In a recent development, Microsoft faced a hiccup in its relationship with OpenAI as it temporarily restricted employee access to ChatGPT, a flagship product co-developed with the AI research organization. The move, prompted by security concerns, was first reported by CNBC.
An internal update from Microsoft acknowledged the temporary unavailability of several AI tools, including ChatGPT, citing “security and data concerns.” Corporate devices were affected, with access restrictions extending to other AI services like Midjourney and Replika. Notably, this restriction coincided with OpenAI’s public announcement of a Distributed Denial of Service (DDoS) attack on their system, leading to global outages in the aftermath of DevDay and a delay in GPT rollout.
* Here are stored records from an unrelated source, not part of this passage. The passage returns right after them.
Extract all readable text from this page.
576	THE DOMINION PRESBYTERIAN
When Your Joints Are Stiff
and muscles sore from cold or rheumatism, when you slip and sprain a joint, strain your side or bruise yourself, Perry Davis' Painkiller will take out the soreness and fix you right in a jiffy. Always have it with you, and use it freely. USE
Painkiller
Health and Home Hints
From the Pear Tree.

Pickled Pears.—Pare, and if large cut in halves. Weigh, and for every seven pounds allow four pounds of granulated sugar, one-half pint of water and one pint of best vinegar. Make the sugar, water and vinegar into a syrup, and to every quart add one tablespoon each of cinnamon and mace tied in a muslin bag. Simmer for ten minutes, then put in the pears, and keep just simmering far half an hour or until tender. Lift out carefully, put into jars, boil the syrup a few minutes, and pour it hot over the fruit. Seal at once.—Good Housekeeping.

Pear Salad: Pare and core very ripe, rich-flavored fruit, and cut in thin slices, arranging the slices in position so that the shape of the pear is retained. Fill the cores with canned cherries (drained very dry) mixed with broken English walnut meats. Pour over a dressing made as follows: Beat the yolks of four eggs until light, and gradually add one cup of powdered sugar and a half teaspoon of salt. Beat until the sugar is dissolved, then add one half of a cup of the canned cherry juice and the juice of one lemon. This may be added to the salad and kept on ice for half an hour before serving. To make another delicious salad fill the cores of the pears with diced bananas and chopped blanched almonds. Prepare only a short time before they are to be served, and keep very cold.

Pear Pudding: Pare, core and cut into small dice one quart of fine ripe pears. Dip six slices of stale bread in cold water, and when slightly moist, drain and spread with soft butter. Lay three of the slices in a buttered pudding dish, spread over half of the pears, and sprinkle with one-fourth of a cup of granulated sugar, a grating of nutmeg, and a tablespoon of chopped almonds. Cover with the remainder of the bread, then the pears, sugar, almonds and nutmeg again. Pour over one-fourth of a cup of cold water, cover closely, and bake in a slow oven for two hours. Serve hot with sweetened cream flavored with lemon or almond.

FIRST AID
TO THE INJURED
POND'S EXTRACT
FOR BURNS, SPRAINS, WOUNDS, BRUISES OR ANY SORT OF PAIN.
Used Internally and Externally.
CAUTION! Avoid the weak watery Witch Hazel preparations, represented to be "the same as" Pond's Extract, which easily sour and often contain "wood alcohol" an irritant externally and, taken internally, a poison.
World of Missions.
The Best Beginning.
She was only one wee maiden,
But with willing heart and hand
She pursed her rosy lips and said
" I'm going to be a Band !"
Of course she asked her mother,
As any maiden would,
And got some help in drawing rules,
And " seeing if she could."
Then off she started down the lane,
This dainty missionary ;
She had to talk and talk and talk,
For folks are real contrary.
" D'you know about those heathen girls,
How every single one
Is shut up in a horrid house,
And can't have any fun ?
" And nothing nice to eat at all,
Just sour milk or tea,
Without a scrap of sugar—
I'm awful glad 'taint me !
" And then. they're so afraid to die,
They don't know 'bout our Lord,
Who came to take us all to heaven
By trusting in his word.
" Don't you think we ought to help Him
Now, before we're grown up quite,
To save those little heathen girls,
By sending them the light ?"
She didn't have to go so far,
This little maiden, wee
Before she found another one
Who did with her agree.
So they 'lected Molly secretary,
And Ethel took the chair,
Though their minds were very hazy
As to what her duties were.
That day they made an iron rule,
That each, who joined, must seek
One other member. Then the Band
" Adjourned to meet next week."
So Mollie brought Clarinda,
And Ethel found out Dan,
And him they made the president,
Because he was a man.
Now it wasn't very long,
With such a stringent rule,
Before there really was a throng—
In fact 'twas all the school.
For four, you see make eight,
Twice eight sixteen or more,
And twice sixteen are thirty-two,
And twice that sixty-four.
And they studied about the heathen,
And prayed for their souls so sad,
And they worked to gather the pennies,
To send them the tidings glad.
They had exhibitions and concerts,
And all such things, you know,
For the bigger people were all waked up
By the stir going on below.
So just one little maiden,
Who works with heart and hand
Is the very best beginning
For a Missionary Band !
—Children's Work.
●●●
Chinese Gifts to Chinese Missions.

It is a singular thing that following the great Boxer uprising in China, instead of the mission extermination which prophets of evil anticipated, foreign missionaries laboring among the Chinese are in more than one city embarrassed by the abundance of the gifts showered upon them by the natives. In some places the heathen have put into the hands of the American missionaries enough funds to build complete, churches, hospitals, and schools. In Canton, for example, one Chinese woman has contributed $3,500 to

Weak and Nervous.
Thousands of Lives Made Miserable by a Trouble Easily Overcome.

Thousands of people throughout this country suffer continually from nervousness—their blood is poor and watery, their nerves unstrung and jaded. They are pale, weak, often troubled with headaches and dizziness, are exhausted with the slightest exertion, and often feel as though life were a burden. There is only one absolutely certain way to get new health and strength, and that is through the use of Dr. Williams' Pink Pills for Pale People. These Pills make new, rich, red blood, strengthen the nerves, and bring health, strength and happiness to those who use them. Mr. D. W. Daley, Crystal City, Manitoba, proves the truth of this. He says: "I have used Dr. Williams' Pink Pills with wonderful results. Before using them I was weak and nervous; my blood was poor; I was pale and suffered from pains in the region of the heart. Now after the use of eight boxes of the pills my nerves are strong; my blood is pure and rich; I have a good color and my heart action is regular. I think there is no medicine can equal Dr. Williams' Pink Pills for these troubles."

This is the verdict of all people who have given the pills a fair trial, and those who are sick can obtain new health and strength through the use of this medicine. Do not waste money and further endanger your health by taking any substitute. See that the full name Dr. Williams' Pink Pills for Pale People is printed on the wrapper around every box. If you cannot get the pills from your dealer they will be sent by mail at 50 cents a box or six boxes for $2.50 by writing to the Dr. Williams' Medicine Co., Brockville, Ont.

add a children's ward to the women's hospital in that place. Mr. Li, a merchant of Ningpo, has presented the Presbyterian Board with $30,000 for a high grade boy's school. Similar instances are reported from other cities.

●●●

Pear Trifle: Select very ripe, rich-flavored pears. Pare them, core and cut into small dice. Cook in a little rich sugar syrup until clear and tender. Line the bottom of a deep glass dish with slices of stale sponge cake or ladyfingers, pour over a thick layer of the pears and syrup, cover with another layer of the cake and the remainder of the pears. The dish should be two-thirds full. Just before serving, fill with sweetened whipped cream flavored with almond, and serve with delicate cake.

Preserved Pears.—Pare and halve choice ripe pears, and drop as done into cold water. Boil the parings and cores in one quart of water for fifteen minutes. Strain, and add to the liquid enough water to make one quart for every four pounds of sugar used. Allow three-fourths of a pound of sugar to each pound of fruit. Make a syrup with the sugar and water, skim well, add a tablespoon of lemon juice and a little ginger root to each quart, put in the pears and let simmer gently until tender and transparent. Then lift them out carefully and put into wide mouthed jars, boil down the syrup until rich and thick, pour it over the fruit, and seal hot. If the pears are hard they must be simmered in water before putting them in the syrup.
Microsoft clarified in an internal communication that despite its substantial investment in OpenAI and the inherent safeguards in ChatGPT to prevent misuse, the platform is considered a third-party external service. Employees were cautioned to exercise vigilance while using it, citing potential risks to privacy and security.
A Microsoft spokesperson later informed CNBC that the temporary blockage was an unintended consequence of testing control systems for large language models. “We restored service shortly after we identified our error,” the spokesperson stated. Emphasizing Microsoft’s commitment to privacy and security, the spokesperson encouraged employees and customers to opt for services like Bing Chat Enterprise and ChatGPT Enterprise, which offer heightened levels of protection.
This incident highlights the intricate challenges in balancing innovation and security within the evolving landscape of AI collaboration between tech giants like Microsoft and OpenAI.